The XVEML file is first written by serializing the expression data. We then write into the file using the standard C# IO functions: var serializer = new XmlSerializer(typeof(xExpressionList)); var stream = new FileStream(''ExpressionList.xml'', FileMode.Create); serializer.Serialize(stream, expressionList);Figure 5 shows the firefighter face modeling and the animation control features. We used sixteen features marked as black dots on the face. Texturing was done using Photoshop.

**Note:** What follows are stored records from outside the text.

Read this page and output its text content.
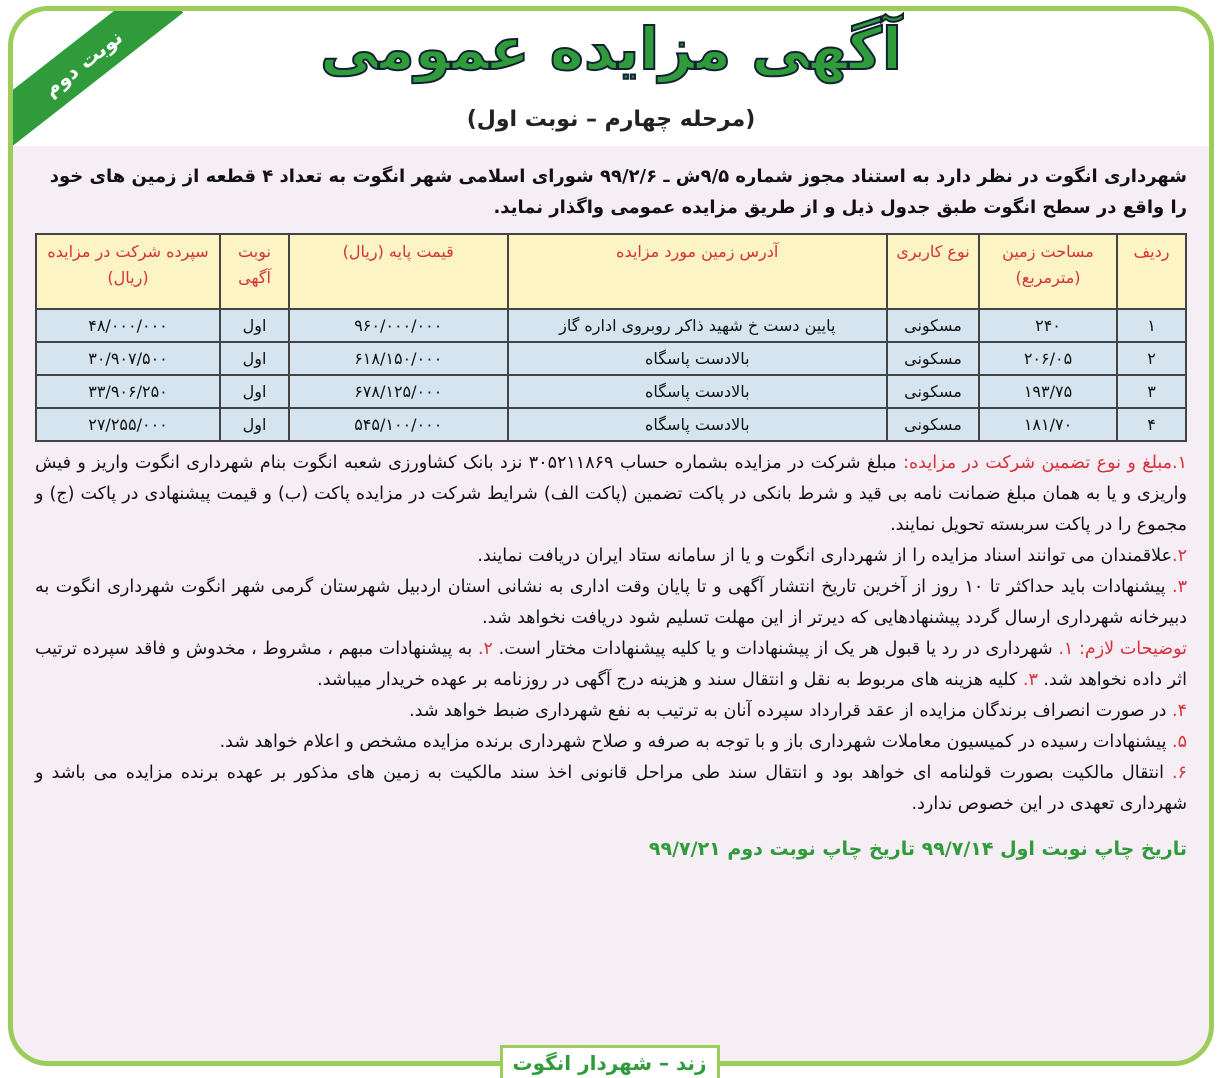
نوبت دوم	آگهی مزایده عمومی
(مرحله چهارم – نوبت اول)

شهرداری انگوت در نظر دارد به استناد مجوز شماره ۹/۵ش ـ ۹۹/۲/۶ شورای اسلامی شهر انگوت به تعداد ۴ قطعه از زمین های خود را واقع در سطح انگوت طبق جدول ذیل و از طریق مزایده عمومی واگذار نماید.

ردیف	مساحت زمین (مترمربع)	نوع کاربری	آدرس زمین مورد مزایده	قیمت پایه (ریال)	نوبت آگهی	سپرده شرکت در مزایده (ریال)
۱	۲۴۰	مسکونی	پایین دست خ شهید ذاکر روبروی اداره گاز	۹۶۰/۰۰۰/۰۰۰	اول	۴۸/۰۰۰/۰۰۰
۲	۲۰۶/۰۵	مسکونی	بالادست پاسگاه	۶۱۸/۱۵۰/۰۰۰	اول	۳۰/۹۰۷/۵۰۰
۳	۱۹۳/۷۵	مسکونی	بالادست پاسگاه	۶۷۸/۱۲۵/۰۰۰	اول	۳۳/۹۰۶/۲۵۰
۴	۱۸۱/۷۰	مسکونی	بالادست پاسگاه	۵۴۵/۱۰۰/۰۰۰	اول	۲۷/۲۵۵/۰۰۰

۱.مبلغ و نوع تضمین شرکت در مزایده: مبلغ شرکت در مزایده بشماره حساب ۳۰۵۲۱۱۸۶۹ نزد بانک کشاورزی شعبه انگوت بنام شهرداری انگوت واریز و فیش واریزی و یا به همان مبلغ ضمانت نامه بی قید و شرط بانکی در پاکت تضمین (پاکت الف) شرایط شرکت در مزایده پاکت (ب) و قیمت پیشنهادی در پاکت (ج) و مجموع را در پاکت سربسته تحویل نمایند.

۲.علاقمندان می توانند اسناد مزایده را از شهرداری انگوت و یا از سامانه ستاد ایران دریافت نمایند.

۳. پیشنهادات باید حداکثر تا ۱۰ روز از آخرین تاریخ انتشار آگهی و تا پایان وقت اداری به نشانی استان اردبیل شهرستان گرمی شهر انگوت شهرداری انگوت به دبیرخانه شهرداری ارسال گردد پیشنهادهایی که دیرتر از این مهلت تسلیم شود دریافت نخواهد شد.

توضیحات لازم: ۱. شهرداری در رد یا قبول هر یک از پیشنهادات و یا کلیه پیشنهادات مختار است. ۲. به پیشنهادات مبهم ، مشروط ، مخدوش و فاقد سپرده ترتیب اثر داده نخواهد شد. ۳. کلیه هزینه های مربوط به نقل و انتقال سند و هزینه درج آگهی در روزنامه بر عهده خریدار میباشد.

۴. در صورت انصراف برندگان مزایده از عقد قرارداد سپرده آنان به ترتیب به نفع شهرداری ضبط خواهد شد.

۵. پیشنهادات رسیده در کمیسیون معاملات شهرداری باز و با توجه به صرفه و صلاح شهرداری برنده مزایده مشخص و اعلام خواهد شد.

۶. انتقال مالکیت بصورت قولنامه ای خواهد بود و انتقال سند طی مراحل قانونی اخذ سند مالکیت به زمین های مذکور بر عهده برنده مزایده می باشد و شهرداری تعهدی در این خصوص ندارد.

تاریخ چاپ نوبت اول ۹۹/۷/۱۴ تاریخ چاپ نوبت دوم ۹۹/۷/۲۱
زند – شهردار انگوت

For easy facial animation we adapt the Rigging Process [32]. We have built a “Custom Controller” for every feature to get a real avatar emotion in the Face Animation Controller module. Figure 6 shows four animations (frightened, happy, neutral, and stressed) depending on the fire density in the actual scene. The corresponding XML file structure is as in Algorithm 3.
|
When fire density becomes low, the firefighter changes his expression to happy. The State Machine Interpreters module communicates events to the Face Animation Controller to be reflected on the firefighter face. Appropriate face expression file is loaded for rendering.
9. Conclusions
In this work, we present a new architecture to develop and extend VE applications with facial modeling without game engine interruption during runtime. This approach offers benefits to human life especially when used for critical actions that require an immediate update like E-health and military training applications.

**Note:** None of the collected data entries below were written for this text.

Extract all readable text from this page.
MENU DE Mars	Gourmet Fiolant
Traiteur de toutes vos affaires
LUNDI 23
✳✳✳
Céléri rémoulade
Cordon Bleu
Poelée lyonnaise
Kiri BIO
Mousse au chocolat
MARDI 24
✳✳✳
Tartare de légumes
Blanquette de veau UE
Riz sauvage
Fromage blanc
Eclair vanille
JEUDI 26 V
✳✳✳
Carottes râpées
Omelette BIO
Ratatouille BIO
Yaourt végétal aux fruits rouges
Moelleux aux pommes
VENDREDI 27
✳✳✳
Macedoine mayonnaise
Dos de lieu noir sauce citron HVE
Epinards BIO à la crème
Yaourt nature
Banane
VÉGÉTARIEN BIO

We describe our game scenario as a nonlinear story using state machine concepts. Avatars and object behaviors are modeled separately to offer more flexibility and robustness when updates are required. The script file describing facial animation is retrieved directly from the state machine module and injected on the fly in the game engine. Generated scripts can be reused and customized to fit a wide range of other virtual environment applications such as military training, E-learning, E-shopping, and E-health. However, the system still has some limitations for further improvement in the validation process about facial features in complex scene.
Conflict of Interests
The author declares that there is no conflict of interests regarding the publication of this paper.
Acknowledgments
The author would like to acknowledge the support of Research and Translation Center (RTC) in Prince Sultan University, Saudi Arabia. This work was supported by Grant no. GP-CCIS-2013-11-10 from Research and Translation Center.